Saturday, July 23, 2011

meetings

Meetings. Best I can tell, I have not posted on this topic before which seems odd since it is such an obsession of mine. Perhaps it is only a recent one born from wiling away much of each day when I was in Gabon in meetings. We had a meeting the other day on a personnel and time-sheet thing that was as exciting as it sounds. The real end result of that event was a not-quite-soapbox moment for me at dinner explaining why it was an ineffective use of everyone's time. I am oddly passionate about this subject and know the many shapes a meeting will try to take whether it be a traditional meeting, morning meeting, status report, conference call, online web conference, training courses, and all manner of presentations. Yes, presentations are a type of meeting. It pretends not to be, but it is.

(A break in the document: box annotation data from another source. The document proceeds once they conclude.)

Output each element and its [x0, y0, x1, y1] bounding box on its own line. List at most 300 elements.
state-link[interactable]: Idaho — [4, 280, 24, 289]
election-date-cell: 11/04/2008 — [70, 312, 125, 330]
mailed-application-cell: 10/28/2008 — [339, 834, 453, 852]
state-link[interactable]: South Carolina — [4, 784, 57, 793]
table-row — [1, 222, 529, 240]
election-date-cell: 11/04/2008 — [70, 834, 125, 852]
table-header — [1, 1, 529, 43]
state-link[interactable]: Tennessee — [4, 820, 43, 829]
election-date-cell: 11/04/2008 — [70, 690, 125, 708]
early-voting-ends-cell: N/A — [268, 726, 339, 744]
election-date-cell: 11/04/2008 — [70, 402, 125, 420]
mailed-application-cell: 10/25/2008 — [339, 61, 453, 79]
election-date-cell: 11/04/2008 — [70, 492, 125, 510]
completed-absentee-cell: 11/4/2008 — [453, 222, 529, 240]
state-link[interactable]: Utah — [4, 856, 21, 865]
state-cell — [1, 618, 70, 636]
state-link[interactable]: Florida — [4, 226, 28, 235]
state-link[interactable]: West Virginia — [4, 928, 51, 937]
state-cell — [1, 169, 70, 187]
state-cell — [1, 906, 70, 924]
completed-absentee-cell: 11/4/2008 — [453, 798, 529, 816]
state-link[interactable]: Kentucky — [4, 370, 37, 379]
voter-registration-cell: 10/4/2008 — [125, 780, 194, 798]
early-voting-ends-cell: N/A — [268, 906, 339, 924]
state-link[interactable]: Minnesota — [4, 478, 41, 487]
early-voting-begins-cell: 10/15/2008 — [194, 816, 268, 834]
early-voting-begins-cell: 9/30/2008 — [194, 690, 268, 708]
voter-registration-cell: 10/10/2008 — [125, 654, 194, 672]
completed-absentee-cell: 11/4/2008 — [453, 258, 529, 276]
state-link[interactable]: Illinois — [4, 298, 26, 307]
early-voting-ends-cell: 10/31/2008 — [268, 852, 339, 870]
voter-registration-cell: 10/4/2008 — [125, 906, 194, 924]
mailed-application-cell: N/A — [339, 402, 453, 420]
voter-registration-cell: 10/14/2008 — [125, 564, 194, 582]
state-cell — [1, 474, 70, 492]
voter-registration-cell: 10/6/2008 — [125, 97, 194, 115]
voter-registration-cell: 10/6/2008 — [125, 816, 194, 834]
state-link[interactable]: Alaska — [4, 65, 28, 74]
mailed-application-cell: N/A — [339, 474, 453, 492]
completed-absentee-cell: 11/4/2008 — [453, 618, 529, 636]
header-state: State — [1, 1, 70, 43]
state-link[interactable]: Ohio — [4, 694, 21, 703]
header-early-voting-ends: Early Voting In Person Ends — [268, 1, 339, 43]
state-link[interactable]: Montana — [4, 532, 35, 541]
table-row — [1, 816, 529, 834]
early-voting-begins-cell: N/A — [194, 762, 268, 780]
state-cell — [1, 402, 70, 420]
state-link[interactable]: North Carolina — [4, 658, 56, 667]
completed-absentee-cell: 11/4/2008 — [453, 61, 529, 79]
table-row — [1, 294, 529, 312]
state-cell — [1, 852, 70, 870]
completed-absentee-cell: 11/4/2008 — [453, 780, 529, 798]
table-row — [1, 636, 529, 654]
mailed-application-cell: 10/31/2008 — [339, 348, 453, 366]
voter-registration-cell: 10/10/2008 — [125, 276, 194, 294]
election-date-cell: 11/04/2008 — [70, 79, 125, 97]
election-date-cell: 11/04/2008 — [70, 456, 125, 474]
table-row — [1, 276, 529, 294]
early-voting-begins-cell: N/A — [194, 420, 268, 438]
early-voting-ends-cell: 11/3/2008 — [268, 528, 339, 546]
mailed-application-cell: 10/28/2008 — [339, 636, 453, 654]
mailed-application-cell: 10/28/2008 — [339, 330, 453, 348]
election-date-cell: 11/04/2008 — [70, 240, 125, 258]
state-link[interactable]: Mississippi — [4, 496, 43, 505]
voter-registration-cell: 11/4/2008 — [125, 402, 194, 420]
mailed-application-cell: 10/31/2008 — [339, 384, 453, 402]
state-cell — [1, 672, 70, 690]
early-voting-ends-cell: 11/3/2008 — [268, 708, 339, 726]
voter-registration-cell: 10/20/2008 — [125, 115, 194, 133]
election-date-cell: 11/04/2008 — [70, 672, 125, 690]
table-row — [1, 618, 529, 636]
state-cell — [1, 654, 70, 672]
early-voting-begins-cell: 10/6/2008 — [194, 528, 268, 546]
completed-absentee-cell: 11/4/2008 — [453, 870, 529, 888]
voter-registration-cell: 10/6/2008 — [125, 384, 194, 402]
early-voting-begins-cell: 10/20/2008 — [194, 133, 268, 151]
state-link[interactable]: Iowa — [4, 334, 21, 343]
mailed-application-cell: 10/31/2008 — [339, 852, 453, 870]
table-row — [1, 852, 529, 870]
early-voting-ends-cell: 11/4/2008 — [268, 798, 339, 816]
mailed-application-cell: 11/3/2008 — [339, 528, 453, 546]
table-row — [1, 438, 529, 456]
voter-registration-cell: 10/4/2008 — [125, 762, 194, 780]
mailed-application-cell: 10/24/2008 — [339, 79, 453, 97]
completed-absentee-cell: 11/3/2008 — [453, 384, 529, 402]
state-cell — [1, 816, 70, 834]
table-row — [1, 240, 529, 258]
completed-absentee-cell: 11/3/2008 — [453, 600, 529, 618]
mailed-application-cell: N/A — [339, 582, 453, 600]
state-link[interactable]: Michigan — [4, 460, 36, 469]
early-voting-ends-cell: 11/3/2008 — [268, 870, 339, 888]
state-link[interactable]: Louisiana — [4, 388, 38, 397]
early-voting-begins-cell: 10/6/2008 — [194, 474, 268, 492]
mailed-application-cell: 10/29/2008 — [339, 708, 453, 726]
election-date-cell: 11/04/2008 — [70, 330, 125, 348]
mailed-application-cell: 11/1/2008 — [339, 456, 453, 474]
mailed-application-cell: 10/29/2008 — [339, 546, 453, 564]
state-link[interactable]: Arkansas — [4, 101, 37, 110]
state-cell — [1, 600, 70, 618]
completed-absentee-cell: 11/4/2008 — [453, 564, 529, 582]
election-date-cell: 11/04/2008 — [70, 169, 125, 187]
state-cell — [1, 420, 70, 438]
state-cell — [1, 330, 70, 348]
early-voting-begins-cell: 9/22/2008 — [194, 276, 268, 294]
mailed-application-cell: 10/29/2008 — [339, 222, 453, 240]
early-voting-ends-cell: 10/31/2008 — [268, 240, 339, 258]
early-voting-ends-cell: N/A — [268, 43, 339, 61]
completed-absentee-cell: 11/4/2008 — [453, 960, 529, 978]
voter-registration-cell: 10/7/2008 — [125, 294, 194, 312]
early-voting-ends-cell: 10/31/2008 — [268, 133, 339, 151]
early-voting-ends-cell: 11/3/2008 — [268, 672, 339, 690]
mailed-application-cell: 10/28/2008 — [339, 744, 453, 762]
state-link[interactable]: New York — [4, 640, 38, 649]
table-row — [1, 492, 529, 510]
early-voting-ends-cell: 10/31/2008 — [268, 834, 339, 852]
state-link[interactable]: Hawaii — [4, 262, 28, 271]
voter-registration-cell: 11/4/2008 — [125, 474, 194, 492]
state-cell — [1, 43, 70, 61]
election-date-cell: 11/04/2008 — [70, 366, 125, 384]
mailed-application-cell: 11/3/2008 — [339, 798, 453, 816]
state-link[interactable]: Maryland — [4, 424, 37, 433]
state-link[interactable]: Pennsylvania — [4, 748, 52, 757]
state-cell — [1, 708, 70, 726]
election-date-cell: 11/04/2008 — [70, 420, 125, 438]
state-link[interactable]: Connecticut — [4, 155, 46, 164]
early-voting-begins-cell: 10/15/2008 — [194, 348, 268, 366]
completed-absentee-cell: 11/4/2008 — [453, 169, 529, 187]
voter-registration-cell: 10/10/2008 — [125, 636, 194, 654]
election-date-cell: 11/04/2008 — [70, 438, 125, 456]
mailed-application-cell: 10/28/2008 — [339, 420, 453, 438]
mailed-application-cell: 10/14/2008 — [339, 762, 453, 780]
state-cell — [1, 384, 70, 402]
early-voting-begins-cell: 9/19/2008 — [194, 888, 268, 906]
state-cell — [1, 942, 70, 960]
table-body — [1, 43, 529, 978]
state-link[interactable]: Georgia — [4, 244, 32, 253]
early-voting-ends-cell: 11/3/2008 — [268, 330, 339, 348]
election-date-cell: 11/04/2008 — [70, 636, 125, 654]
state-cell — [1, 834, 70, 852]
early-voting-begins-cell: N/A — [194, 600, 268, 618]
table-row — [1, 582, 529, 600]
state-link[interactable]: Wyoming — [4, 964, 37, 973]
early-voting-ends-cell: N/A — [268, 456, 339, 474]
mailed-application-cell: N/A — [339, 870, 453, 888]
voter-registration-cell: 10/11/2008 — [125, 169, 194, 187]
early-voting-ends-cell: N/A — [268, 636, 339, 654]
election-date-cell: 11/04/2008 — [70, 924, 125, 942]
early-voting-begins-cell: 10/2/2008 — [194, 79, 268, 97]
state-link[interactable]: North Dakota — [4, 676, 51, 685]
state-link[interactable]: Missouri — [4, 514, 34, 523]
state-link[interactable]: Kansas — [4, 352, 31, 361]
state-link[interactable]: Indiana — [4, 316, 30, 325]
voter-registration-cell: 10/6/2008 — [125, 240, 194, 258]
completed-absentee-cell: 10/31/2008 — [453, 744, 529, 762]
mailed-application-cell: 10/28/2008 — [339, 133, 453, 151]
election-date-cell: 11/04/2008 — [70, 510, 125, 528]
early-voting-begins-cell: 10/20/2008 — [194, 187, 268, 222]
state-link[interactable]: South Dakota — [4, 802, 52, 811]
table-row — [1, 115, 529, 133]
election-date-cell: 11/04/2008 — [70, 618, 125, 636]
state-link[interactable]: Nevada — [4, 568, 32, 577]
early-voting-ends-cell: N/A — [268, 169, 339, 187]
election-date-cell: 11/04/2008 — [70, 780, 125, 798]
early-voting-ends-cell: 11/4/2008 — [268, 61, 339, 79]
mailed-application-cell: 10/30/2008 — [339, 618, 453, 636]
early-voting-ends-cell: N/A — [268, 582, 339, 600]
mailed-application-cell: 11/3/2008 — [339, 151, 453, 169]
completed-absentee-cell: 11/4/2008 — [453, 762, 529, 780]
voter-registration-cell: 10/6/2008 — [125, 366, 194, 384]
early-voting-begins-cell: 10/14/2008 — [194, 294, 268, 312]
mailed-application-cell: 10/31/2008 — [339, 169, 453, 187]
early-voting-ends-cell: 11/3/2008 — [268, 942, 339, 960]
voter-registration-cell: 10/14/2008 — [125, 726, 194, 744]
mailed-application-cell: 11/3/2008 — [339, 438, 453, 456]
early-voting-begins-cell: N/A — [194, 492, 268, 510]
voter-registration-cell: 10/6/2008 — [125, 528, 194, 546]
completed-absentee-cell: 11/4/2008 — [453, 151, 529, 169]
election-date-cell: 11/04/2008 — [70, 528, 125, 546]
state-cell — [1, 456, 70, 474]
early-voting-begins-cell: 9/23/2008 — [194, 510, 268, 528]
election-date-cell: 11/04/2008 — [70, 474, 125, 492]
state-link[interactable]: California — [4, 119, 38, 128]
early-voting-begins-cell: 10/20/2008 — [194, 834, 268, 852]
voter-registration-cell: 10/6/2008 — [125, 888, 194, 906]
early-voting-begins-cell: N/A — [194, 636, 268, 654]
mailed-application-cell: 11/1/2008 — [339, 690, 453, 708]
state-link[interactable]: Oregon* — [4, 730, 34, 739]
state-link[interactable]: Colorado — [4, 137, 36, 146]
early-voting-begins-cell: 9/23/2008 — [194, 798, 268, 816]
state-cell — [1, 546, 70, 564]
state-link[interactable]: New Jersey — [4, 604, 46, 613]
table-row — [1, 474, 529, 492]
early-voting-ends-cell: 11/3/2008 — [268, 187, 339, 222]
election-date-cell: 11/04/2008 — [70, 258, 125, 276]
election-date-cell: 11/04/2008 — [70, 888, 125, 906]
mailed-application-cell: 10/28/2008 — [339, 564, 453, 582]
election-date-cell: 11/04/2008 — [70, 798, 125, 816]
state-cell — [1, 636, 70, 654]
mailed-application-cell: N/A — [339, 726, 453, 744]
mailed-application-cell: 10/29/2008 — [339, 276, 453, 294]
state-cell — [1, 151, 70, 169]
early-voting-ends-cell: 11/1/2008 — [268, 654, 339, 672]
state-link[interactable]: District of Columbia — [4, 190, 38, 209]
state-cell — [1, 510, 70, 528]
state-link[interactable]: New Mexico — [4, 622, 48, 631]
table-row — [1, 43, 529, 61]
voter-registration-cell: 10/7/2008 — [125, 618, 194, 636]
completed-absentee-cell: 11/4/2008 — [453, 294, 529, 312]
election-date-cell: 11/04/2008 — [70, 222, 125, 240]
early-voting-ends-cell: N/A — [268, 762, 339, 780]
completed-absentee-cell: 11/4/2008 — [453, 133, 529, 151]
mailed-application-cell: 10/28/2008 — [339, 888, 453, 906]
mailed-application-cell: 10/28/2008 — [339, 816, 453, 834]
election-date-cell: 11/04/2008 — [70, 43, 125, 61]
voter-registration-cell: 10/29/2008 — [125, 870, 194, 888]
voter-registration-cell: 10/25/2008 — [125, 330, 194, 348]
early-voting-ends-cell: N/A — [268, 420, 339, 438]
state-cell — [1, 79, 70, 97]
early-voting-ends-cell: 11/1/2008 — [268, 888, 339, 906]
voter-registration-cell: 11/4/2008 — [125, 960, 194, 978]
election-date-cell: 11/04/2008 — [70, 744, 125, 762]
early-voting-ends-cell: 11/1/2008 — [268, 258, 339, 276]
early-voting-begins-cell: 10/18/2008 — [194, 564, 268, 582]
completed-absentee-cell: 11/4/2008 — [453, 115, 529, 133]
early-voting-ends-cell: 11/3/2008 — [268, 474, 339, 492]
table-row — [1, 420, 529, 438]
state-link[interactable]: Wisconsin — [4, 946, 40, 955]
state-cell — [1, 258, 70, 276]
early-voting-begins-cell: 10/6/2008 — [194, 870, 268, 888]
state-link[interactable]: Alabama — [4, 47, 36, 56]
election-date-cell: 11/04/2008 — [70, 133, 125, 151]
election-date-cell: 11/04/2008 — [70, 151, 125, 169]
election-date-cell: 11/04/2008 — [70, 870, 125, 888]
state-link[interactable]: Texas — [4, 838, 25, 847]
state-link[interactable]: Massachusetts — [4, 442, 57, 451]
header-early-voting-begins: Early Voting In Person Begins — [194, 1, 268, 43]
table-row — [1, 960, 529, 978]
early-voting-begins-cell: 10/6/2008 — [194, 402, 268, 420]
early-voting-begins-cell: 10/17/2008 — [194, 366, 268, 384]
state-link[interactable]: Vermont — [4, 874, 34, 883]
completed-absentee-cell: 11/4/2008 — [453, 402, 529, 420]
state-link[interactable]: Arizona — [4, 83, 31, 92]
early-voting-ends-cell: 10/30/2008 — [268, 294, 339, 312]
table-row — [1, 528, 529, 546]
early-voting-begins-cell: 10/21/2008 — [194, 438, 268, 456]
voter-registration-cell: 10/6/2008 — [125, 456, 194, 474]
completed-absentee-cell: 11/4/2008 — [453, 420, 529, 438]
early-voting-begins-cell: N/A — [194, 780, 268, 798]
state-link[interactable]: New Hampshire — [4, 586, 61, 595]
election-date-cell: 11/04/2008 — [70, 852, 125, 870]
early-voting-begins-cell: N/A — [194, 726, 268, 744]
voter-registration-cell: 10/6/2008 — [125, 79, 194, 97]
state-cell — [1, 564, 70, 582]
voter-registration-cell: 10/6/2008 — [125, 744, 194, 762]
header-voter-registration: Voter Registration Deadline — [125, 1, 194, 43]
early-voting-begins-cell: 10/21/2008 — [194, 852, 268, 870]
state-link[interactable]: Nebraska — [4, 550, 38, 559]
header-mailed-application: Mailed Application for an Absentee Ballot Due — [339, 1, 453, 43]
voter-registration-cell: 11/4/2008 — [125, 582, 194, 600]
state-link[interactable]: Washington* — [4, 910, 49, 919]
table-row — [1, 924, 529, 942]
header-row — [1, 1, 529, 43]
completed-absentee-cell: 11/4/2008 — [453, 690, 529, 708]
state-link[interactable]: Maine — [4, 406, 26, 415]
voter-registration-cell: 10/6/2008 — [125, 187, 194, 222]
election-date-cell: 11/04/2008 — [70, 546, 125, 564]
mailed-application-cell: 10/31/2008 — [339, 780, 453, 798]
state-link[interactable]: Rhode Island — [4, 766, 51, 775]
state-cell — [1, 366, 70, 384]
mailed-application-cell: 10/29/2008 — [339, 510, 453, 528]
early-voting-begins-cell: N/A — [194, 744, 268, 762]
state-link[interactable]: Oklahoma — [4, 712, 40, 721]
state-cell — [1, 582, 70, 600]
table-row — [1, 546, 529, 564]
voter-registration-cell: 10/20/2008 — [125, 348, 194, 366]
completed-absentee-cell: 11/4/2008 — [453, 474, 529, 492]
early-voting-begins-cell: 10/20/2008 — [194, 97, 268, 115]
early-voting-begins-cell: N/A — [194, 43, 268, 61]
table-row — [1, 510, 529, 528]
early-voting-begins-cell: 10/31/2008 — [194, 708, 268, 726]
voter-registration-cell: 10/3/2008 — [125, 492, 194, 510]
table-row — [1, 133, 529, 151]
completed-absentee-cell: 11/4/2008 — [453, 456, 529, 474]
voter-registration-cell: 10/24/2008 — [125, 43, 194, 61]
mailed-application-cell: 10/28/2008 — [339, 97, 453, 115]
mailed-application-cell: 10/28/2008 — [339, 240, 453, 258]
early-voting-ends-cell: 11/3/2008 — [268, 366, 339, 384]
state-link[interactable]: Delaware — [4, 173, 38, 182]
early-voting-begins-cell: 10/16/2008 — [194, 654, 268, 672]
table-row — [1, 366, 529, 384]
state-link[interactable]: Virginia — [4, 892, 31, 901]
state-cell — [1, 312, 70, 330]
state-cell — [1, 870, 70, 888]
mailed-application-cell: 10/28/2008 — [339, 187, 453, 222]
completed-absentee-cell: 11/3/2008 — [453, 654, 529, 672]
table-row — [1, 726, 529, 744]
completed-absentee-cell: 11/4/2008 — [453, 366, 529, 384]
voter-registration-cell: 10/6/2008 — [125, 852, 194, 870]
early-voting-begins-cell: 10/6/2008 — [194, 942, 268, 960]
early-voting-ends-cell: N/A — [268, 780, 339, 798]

Nothing here will be shocking or ground-breaking. It is entirely possible I heard much of this during some training material I was once forced to sit through, through I do not remember so that goes to show how effective the material might have been. Regardless, just to have a chance at an effective meeting, these things should be noted:
* Purpose/Objective - Like anything else done in business, a meeting must have a purpose. It should be something that the initiator or leader of the event can state in a clear and concise manner. No purpose means no reason for a meeting. All subsequent points can be easily connected back to this first point.
* Pre/post-work - Meetings are infinitely more productive if participants are told what to have ready prior to the meeting. And then the long-term effectiveness is greatly enhanced by post-meeting work and follow-up.
* Time - The shorter the better. Anything over an hour is rarely effective and really 30 minutes is all most people can handle in a single sitting.
* Energy/Enthusiasm - Especially true for traditional presentations, but any meeting leader or presenter needs to be enthusiastic. If you're not enthusiastic, then your audience and other attendees will instantly ask themselves why should they care if you yourself are just going through the motions?

I have given a lot of feedback to people who need to make internal (and to a lesser extent external) presentations. This has mostly been for younger engineers and supervisors presenting internally for projects and promotion related things. The first thing I always challenge people on is making everything they say contribute to the objective of their presentation. Don't waste words, don't lose your audience, don't lose focus. What is the purpose and how will you accomplish that objective?

2 comments:

hotair said...

You nailed it on your last couple sentences. Majority of meetings are useless. The boss calls the meeting for the meeting sake. Others like to whine at the meetings and contribute nothing. That's what our politicians are doing at best. Tell them “KISSA” when it is out of hand.

Buickguy said...

In a meeting environment, like with much of life, "Less Is More."